Our current research still has limitations: Although natural language processing (NLP) technologies have been widely applied to extract specific information from unstructured data such as text, achieving substantial progress, our measure may still have certain biases. For instance, variations in the writing style and information transparency of annual reports across different firms might lead to some firms exaggerating or obscuring their actual digitalisation efforts in their reports. This may cause the inaccuracy of the measure. In the future, we could integrate methods such as event studies to more accurately analyse and understand the role of mixed ownership reform in digitalisation.

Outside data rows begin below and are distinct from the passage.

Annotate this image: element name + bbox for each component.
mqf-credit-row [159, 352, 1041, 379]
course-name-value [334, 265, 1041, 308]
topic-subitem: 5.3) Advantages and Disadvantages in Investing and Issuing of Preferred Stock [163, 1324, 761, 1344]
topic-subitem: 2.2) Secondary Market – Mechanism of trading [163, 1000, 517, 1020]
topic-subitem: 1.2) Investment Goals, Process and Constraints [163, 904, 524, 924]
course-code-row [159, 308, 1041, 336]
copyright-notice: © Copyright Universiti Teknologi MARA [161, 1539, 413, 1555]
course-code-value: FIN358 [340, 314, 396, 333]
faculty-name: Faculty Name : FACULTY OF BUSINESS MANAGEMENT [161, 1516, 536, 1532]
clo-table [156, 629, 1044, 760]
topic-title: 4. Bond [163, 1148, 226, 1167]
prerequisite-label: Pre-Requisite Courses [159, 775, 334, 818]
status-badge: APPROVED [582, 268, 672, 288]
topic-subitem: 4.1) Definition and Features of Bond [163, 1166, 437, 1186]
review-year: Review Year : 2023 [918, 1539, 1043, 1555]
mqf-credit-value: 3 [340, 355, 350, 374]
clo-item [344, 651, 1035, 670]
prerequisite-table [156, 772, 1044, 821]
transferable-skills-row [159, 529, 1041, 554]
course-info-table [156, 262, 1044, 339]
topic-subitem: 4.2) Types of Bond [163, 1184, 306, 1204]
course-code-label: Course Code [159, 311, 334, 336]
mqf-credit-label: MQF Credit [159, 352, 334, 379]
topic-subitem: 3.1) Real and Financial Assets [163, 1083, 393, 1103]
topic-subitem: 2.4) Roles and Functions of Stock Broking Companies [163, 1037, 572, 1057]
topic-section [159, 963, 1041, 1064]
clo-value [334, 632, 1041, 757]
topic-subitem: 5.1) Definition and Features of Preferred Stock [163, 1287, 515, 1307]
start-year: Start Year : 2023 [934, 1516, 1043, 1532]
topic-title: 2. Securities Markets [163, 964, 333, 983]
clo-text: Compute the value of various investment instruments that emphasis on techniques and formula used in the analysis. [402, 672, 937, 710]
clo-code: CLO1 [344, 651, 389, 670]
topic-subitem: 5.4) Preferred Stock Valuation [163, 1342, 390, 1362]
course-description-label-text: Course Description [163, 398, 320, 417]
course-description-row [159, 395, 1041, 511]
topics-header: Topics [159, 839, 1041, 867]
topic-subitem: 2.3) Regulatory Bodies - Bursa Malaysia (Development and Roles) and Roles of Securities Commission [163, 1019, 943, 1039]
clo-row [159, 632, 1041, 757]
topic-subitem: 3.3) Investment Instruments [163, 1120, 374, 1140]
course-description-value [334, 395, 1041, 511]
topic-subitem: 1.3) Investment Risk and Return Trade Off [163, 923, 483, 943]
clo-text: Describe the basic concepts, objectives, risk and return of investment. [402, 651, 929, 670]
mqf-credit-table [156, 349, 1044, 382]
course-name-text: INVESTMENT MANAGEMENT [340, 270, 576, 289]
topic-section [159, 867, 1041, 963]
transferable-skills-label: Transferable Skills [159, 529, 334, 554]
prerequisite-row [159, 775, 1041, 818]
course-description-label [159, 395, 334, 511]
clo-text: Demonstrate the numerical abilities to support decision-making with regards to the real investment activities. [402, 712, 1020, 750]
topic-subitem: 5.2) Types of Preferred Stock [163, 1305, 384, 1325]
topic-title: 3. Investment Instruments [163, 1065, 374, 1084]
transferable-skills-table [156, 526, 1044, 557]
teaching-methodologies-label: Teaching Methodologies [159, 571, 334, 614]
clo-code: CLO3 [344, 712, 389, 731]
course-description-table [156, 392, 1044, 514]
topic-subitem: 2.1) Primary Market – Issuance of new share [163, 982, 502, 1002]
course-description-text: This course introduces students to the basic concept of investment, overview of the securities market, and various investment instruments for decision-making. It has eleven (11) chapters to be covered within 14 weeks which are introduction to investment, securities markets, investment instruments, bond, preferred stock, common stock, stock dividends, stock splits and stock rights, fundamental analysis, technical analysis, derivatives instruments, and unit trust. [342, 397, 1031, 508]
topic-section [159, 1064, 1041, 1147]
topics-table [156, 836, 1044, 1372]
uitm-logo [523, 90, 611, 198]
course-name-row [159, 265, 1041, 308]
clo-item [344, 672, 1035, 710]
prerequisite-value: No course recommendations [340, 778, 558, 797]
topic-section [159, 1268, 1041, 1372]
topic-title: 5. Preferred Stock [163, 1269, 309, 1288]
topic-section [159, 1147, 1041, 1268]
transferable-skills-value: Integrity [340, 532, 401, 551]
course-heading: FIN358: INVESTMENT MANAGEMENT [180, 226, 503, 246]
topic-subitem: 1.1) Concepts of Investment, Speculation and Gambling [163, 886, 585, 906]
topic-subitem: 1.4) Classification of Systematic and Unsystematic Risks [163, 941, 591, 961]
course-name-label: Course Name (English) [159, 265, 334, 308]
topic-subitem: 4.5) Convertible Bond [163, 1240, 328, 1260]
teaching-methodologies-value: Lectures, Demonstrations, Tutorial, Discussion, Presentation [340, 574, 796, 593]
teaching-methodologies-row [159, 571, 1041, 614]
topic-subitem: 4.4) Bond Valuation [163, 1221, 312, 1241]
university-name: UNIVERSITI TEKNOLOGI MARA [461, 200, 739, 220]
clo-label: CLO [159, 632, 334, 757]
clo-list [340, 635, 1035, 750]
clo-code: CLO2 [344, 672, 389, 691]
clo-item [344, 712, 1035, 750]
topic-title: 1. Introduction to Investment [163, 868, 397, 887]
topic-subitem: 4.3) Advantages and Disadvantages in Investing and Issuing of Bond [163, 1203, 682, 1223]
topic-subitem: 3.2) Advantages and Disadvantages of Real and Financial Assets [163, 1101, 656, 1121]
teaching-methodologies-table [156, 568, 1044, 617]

Our research can also be further expanded: On one hand, future studies could expand to the domain of non-state-owned enterprises. To date, over 60% of privately listed firms in China have introduced state-owned shareholders through “reverse” mixed ownership reform. Further research could examine the impact of such “reverse” mixed ownership reform on corporate digitalisation. Another intriguing research direction is to extend this methodology to an international context, particularly by comparing authoritarian and democratic regimes, as well as developed and developing countries. These countries exhibit significant differences in the role of state-owned economies, and digitalisation is influenced by factors such as policies, economic structures, and corporate cultures. Cross-national research could help us understand the similarities and differences in how reforms drive digitalisation across various economic systems.